Early onset of puberty
Action of the leptin hormone on the region of the hypothalamus triggers sexual maturity
Brazilian neuroscientist Carol Elias went a step forward to unveil a phenomenon that has alarmed North American physicians: the onset of female puberty at an early age. Carol and her team have identified the region of the brain where the leptin hormone acts and triggers sexual maturity. This region is referred to as the premammilary ventral nucleus.
The first signs that leptin, produced by fat cells and known to reduce hunger pangs, drove the development of the sexual organs and fertility, were observed years ago. Without leptin, mice and human beings did not go through the physiological transformations that prepare the body for procreation.
When she was at Harvard University, Carol – currently working as a researcher at the University of Texas – helped identify the regions of the brain that produce leptin receptors – the protein which binds with the hormone to stimulate the functioning of the neurons. Among the regions of the hypothalamus that express these receptors, the premammilary ventral nucleus (NPV) attracted the researcher’s attention. The premammilary ventral nucleus is a group of cells connected to a part of the brain that produce the sex hormones.

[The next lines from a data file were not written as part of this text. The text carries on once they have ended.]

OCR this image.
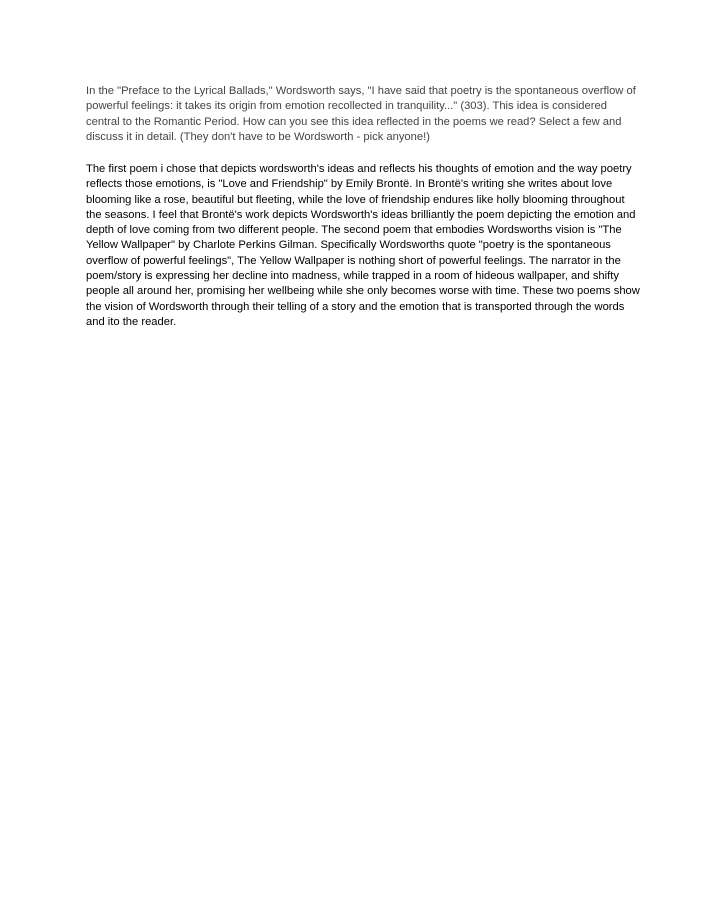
In the "Preface to the Lyrical Ballads," Wordsworth says, "I have said that poetry is the spontaneous overflow of powerful feelings: it takes its origin from emotion recollected in tranquility..." (303). This idea is considered central to the Romantic Period. How can you see this idea reflected in the poems we read? Select a few and discuss it in detail. (They don't have to be Wordsworth - pick anyone!)

The first poem i chose that depicts wordsworth's ideas and reflects his thoughts of emotion and the way poetry reflects those emotions, is "Love and Friendship" by Emily Brontë. In Brontë's writing she writes about love blooming like a rose, beautiful but fleeting, while the love of friendship endures like holly blooming throughout the seasons. I feel that Brontë's work depicts Wordsworth's ideas brilliantly the poem depicting the emotion and depth of love coming from two different people. The second poem that embodies Wordsworths vision is "The Yellow Wallpaper" by Charlote Perkins Gilman. Specifically Wordsworths quote "poetry is the spontaneous overflow of powerful feelings", The Yellow Wallpaper is nothing short of powerful feelings. The narrator in the poem/story is expressing her decline into madness, while trapped in a room of hideous wallpaper, and shifty people all around her, promising her wellbeing while she only becomes worse with time. These two poems show the vision of Wordsworth through their telling of a story and the emotion that is transported through the words and ito the reader.
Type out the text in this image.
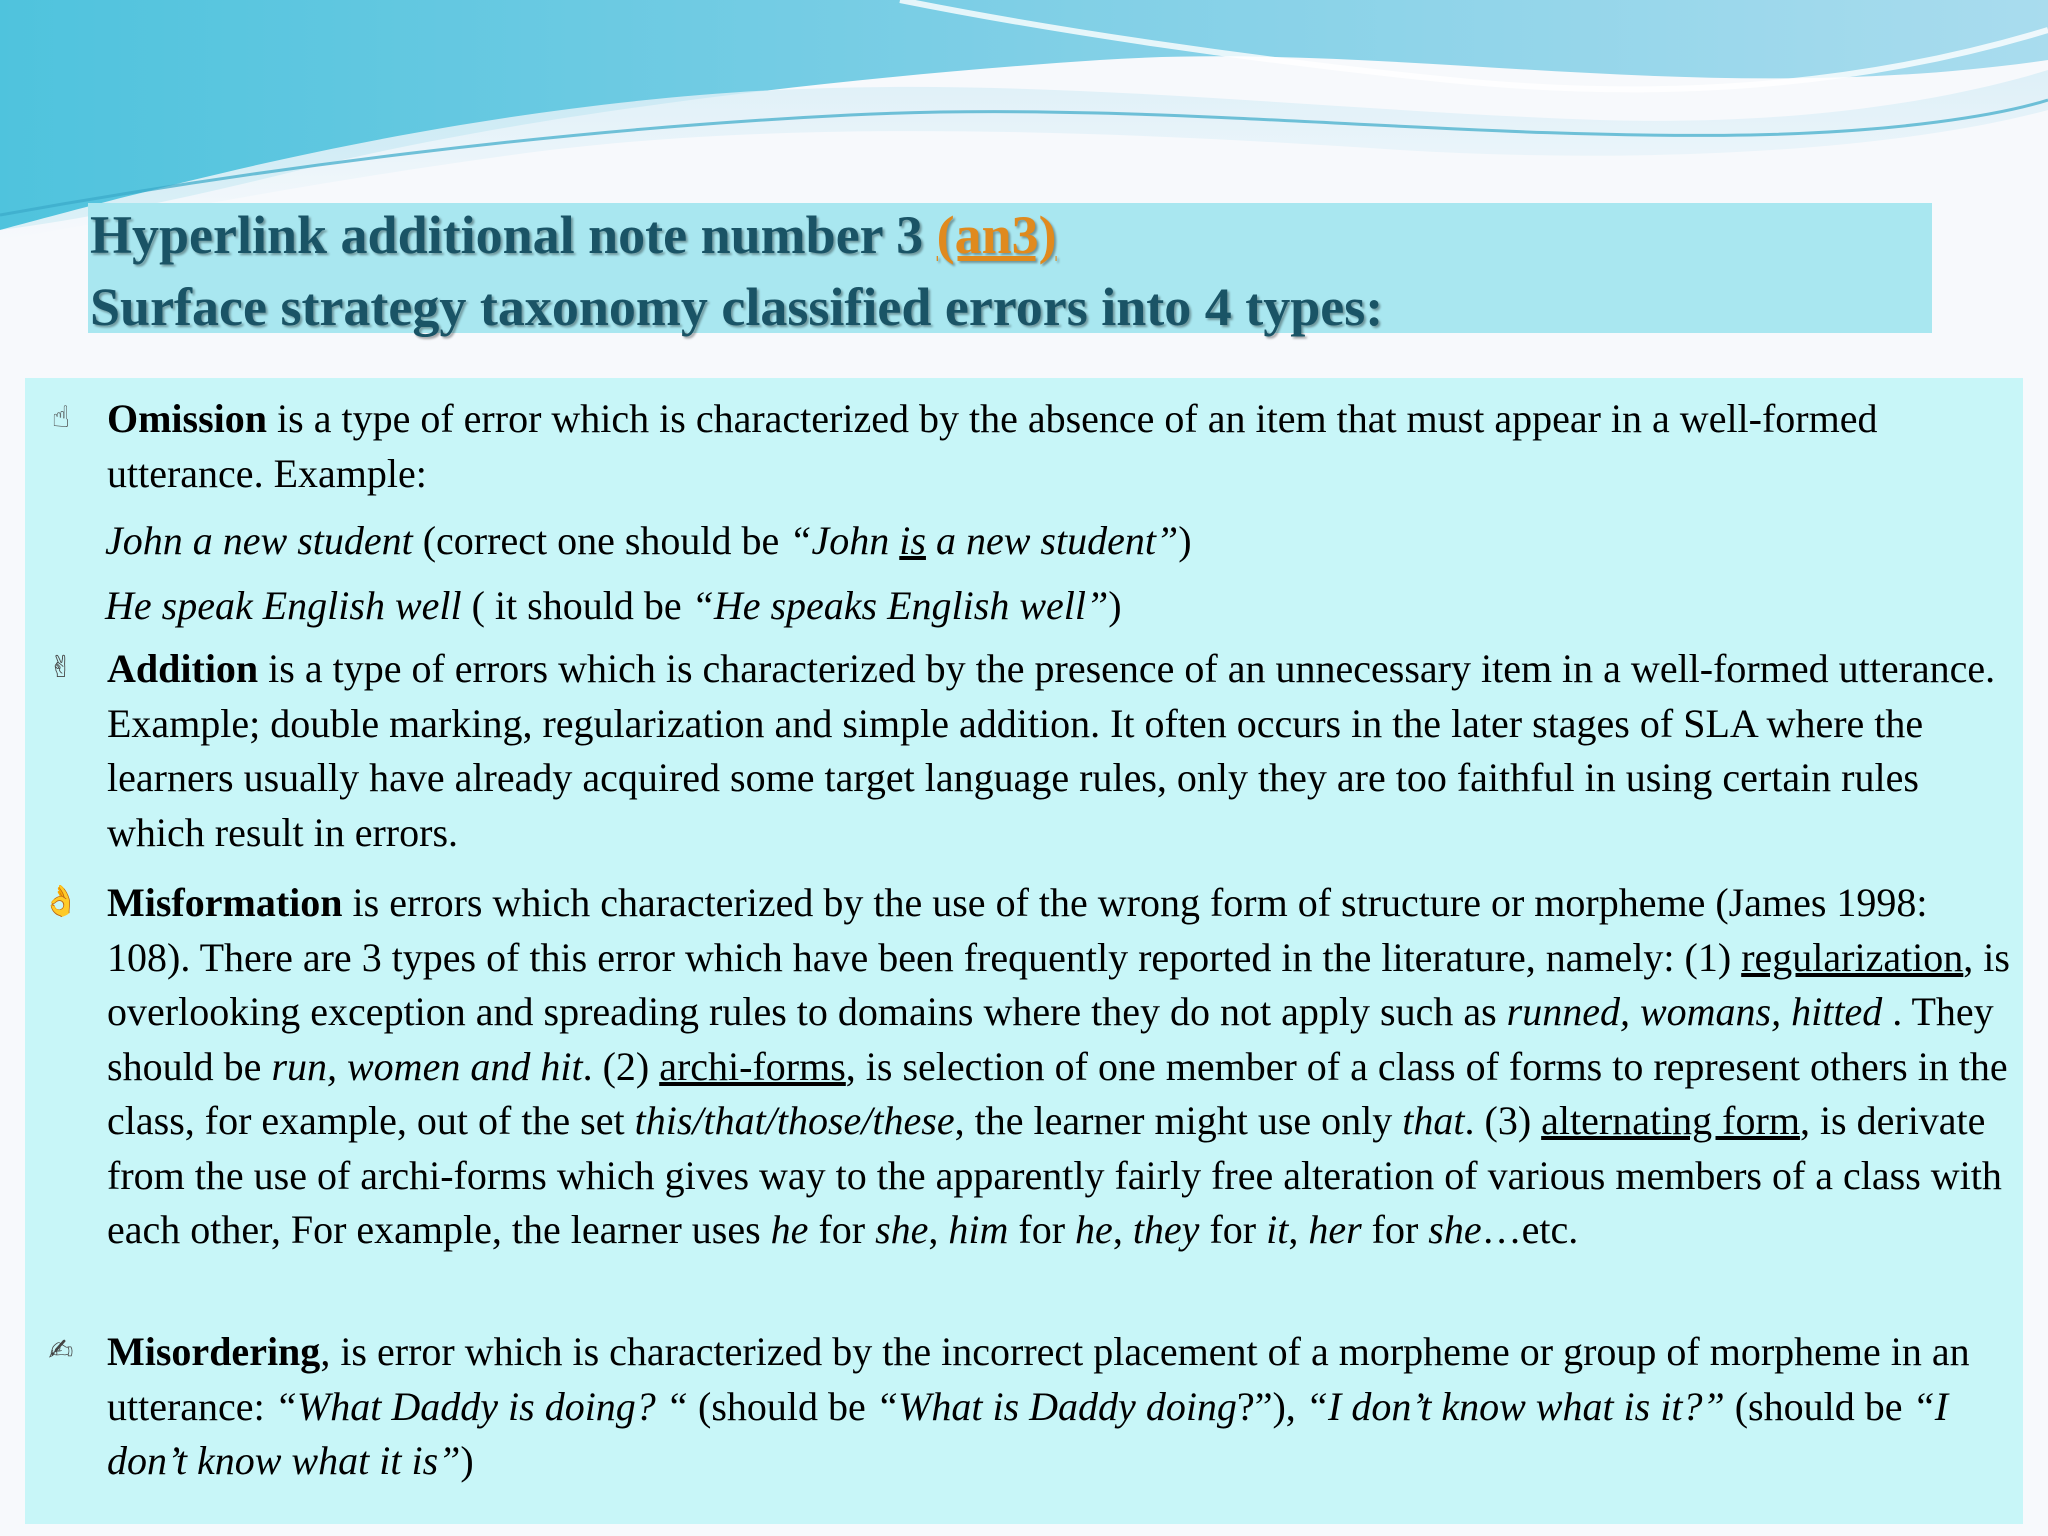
Hyperlink additional note number 3 (an3)
Surface strategy taxonomy classified errors into 4 types:
☝ Omission is a type of error which is characterized by the absence of an item that must appear in a well-formed utterance. Example:
John a new student (correct one should be “John is a new student”)
He speak English well ( it should be “He speaks English well”)
✌ Addition is a type of errors which is characterized by the presence of an unnecessary item in a well-formed utterance. Example; double marking, regularization and simple addition. It often occurs in the later stages of SLA where the learners usually have already acquired some target language rules, only they are too faithful in using certain rules which result in errors.
👌 Misformation is errors which characterized by the use of the wrong form of structure or morpheme (James 1998: 108). There are 3 types of this error which have been frequently reported in the literature, namely: (1) regularization, is overlooking exception and spreading rules to domains where they do not apply such as runned, womans, hitted . They should be run, women and hit. (2) archi-forms, is selection of one member of a class of forms to represent others in the class, for example, out of the set this/that/those/these, the learner might use only that. (3) alternating form, is derivate from the use of archi-forms which gives way to the apparently fairly free alteration of various members of a class with each other, For example, the learner uses he for she, him for he, they for it, her for she…etc.
✍ Misordering, is error which is characterized by the incorrect placement of a morpheme or group of morpheme in an utterance: “What Daddy is doing? “ (should be “What is Daddy doing?”), “I don’t know what is it?” (should be “I don’t know what it is”)
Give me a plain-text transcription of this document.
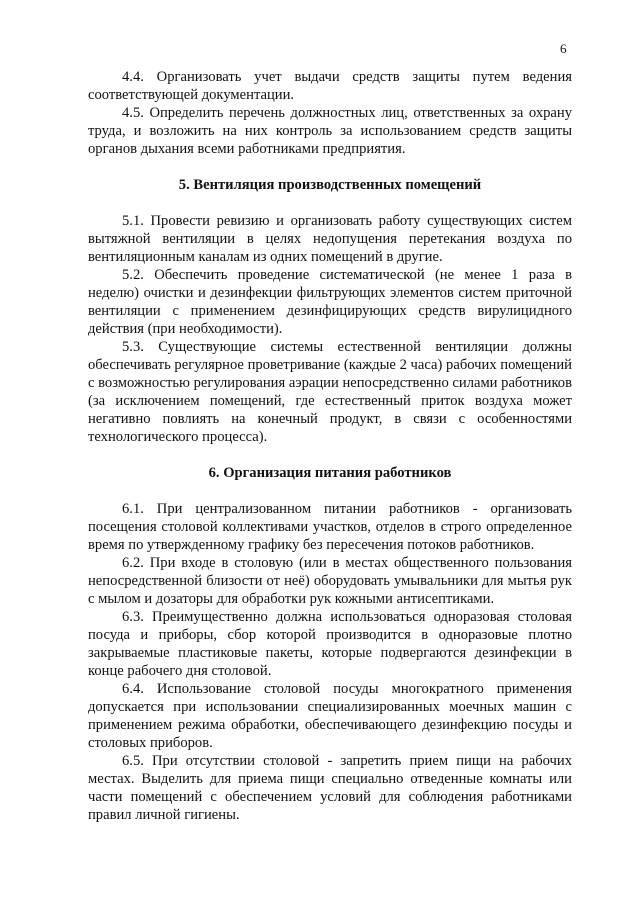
6

4.4. Организовать учет выдачи средств защиты путем ведения соответствующей документации.

4.5. Определить перечень должностных лиц, ответственных за охрану труда, и возложить на них контроль за использованием средств защиты органов дыхания всеми работниками предприятия.

5. Вентиляция производственных помещений

5.1. Провести ревизию и организовать работу существующих систем вытяжной вентиляции в целях недопущения перетекания воздуха по вентиляционным каналам из одних помещений в другие.

5.2. Обеспечить проведение систематической (не менее 1 раза в неделю) очистки и дезинфекции фильтрующих элементов систем приточной вентиляции с применением дезинфицирующих средств вирулицидного действия (при необходимости).

5.3. Существующие системы естественной вентиляции должны обеспечивать регулярное проветривание (каждые 2 часа) рабочих помещений с возможностью регулирования аэрации непосредственно силами работников (за исключением помещений, где естественный приток воздуха может негативно повлиять на конечный продукт, в связи с особенностями технологического процесса).

6. Организация питания работников

6.1. При централизованном питании работников - организовать посещения столовой коллективами участков, отделов в строго определенное время по утвержденному графику без пересечения потоков работников.

6.2. При входе в столовую (или в местах общественного пользования непосредственной близости от неё) оборудовать умывальники для мытья рук с мылом и дозаторы для обработки рук кожными антисептиками.

6.3. Преимущественно должна использоваться одноразовая столовая посуда и приборы, сбор которой производится в одноразовые плотно закрываемые пластиковые пакеты, которые подвергаются дезинфекции в конце рабочего дня столовой.

6.4. Использование столовой посуды многократного применения допускается при использовании специализированных моечных машин с применением режима обработки, обеспечивающего дезинфекцию посуды и столовых приборов.

6.5. При отсутствии столовой - запретить прием пищи на рабочих местах. Выделить для приема пищи специально отведенные комнаты или части помещений с обеспечением условий для соблюдения работниками правил личной гигиены.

However, it took a while to prove that the action of leptin on the NPV triggered puberty. Invited to join the team led by Joel Elmquist in Texas, Carol and researchers José Donato Júnior, Roberta Cravo and Renata Frazão raised genetically modified mice to, under certain conditions, produce the leptin receptor only in the referred nucleus. According to the article published in the December issue of the Journal of Clinical Investigation, unfertile females went into puberty when the production of this receptor was stimulated in the NPV.
There is an explanation: the neurons in this nucleus activate cells that produce the hormone that releases gonadotropins, which, in turn, activate the release of sex hormones. This effect helps understand why there is an increasing number of girls aged seven and eight in the United States experiencing puberty. “It is possible that higher levels of leptin in obese children is stimulating regions of the brain that would normally be activated at a later age”, says Carol.
VICTORA, C.G.; et al. Maternal and child undernutrition: consequences for adult health and human capital. Lancet. v. 371(9.609), p. 340-57. 26 Jan. 2008.
DE MOURA, E.G. et al. Maternal prolactin inhibition during lactation programs for metabolic syndrome in adult progeny. Journal of Physiology. v. 587(20), p. 4 919-29. 15 Oct. 2009.
OLIVEIRA, L. S. et al. Early weaning programs rats to have a dietary preference for fat and palatable foods in adulthood. Behavioural Processes. Forthcoming.